The first step in making the transition is determining if your little one is ready. I knew it was time for our daughter when she climbed out of her crib not once, but three times in one night. She also looked visibly cramped in the crib. So, after lots of research and tears (hers and mine), we successfully made the transition.

I think it is important to mention that every child’s timeline is different, so do not rush your little one. If your toddler is comfortable, safe, and not a climber, experts say it is fine to let them sleep in the crib past the age of two. You will know when the time is right.

Here are some tips that helped us make the transition:

Hype that bed up like it’s the greatest thing since sliced bread

During the transition, I was her biggest cheerleader. I ooohed and awwed at the new bed, which helped build excitement and curiosity. We talked about why she needed a big girl bed. We set a date for when it would happen. We also watched “JJ gets a new bed” on repeat for a few days…. Thanks, Cocomelon. Bottom line—talk with your toddler about the transition and make it an exciting event.

Don’t reinvent the wheel

Resist the urge to make everything new. For example, I do not recommend buying new blankets, new stuffed animals, new décor, etc. The transition can be scary, so familiar items will make your little one feel safer.

Develop an evening routine

This is such an important part of the transition. If you have an established routine – great, do not deviate from it. If you are implementing one with the new bed, I would start it a week or so before you actually make the switch. A consistent bedtime routine helps your little one feel grounded.

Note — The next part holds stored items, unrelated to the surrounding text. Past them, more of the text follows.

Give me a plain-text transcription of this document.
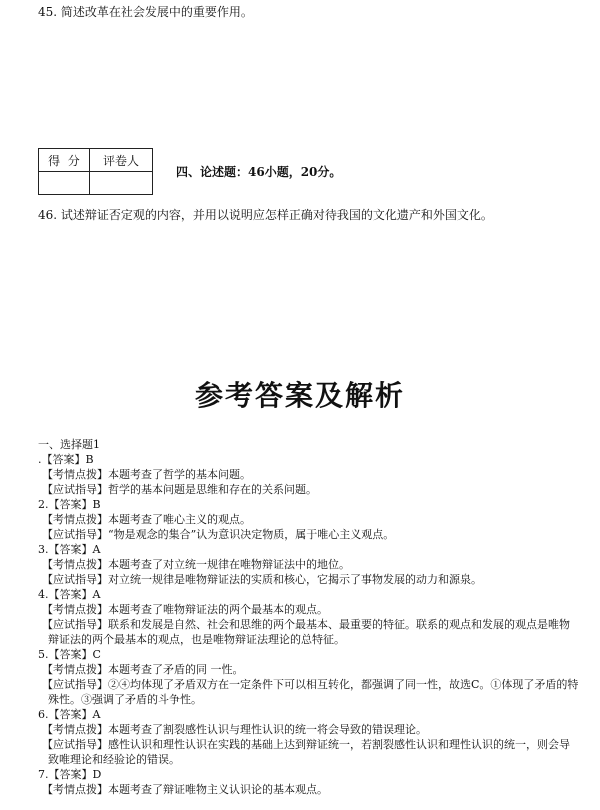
45. 简述改革在社会发展中的重要作用。
得  分	评卷人

四、论述题：46小题，20分。
46. 试述辩证否定观的内容，并用以说明应怎样正确对待我国的文化遗产和外国文化。
参考答案及解析
一、选择题1
.【答案】B
【考情点拨】本题考查了哲学的基本问题。
【应试指导】哲学的基本问题是思维和存在的关系问题。
2.【答案】B
【考情点拨】本题考查了唯心主义的观点。
【应试指导】“物是观念的集合”认为意识决定物质，属于唯心主义观点。
3.【答案】A
【考情点拨】本题考查了对立统一规律在唯物辩证法中的地位。
【应试指导】对立统一规律是唯物辩证法的实质和核心，它揭示了事物发展的动力和源泉。
4.【答案】A
【考情点拨】本题考查了唯物辩证法的两个最基本的观点。
【应试指导】联系和发展是自然、社会和思维的两个最基本、最重要的特征。联系的观点和发展的观点是唯物
辩证法的两个最基本的观点，也是唯物辩证法理论的总特征。
5.【答案】C
【考情点拨】本题考查了矛盾的同 一性。
【应试指导】②④均体现了矛盾双方在一定条件下可以相互转化，都强调了同一性，故选C。①体现了矛盾的特
殊性。③强调了矛盾的斗争性。
6.【答案】A
【考情点拨】本题考查了割裂感性认识与理性认识的统一将会导致的错误理论。
【应试指导】感性认识和理性认识在实践的基础上达到辩证统一，若割裂感性认识和理性认识的统一，则会导
致唯理论和经验论的错误。
7.【答案】D
【考情点拨】本题考查了辩证唯物主义认识论的基本观点。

Our routine looks like this:
  • Head upstairs (or to your little one’s designated space) around 7 PM
  • Bath time (we do a bath every other night)
  • Change into pajamas, brush teeth, and brush hair
  • Relaxation time for about 25 minutes – we read books, play with her stuffed animals, and/or watch a short show.
  • Read one last story before she gets into bed (she’s obsessed with In My Heart by Joe Witeck); sometimes we read it 2-3 times before she’s officially ready for bed.
  • Tuck her in and say good night about 10-20 times
  • Mom and dad leave
Assess the room for distractions and safety issues

In a perfect world, the above routine is executed with precision. In reality, we do the best we can. She usually gets out of bed after 2-3 minutes. She roams around her room for a bit—opening closet doors, fiddling with stuffed animals, and sometimes she will cry for mom and dad. We address this behavior two ways: 1) we put her back in bed without saying anything (this took some time for us to get used to) or 2) we will let her tucker out until she eventually falls asleep. This encourages self-soothing, which experts say is key to a healthy toddler sleep schedule.

If you choose to let your little one have full access to their room, be mindful of any distractions or safety issues. For example, remove their toy bin and make sure any drawers they can access are empty. For safety purposes, make sure there is nothing accessible that could hurt them. If your child has a lock on their door, turn the doorknob around. The last thing you want is your two-year-old locked in their room alone!

Be patient

The best transition is one that works for you and your family. This is not an exact science, so remember to be patient with yourself and your little one. Show empathy when your little one expresses frustration and/or anxiousness toward the process. During this, be sure to tell your little one how proud you are of them and how big they are. Remember to pat yourself on the back too! Your mama heart will need it.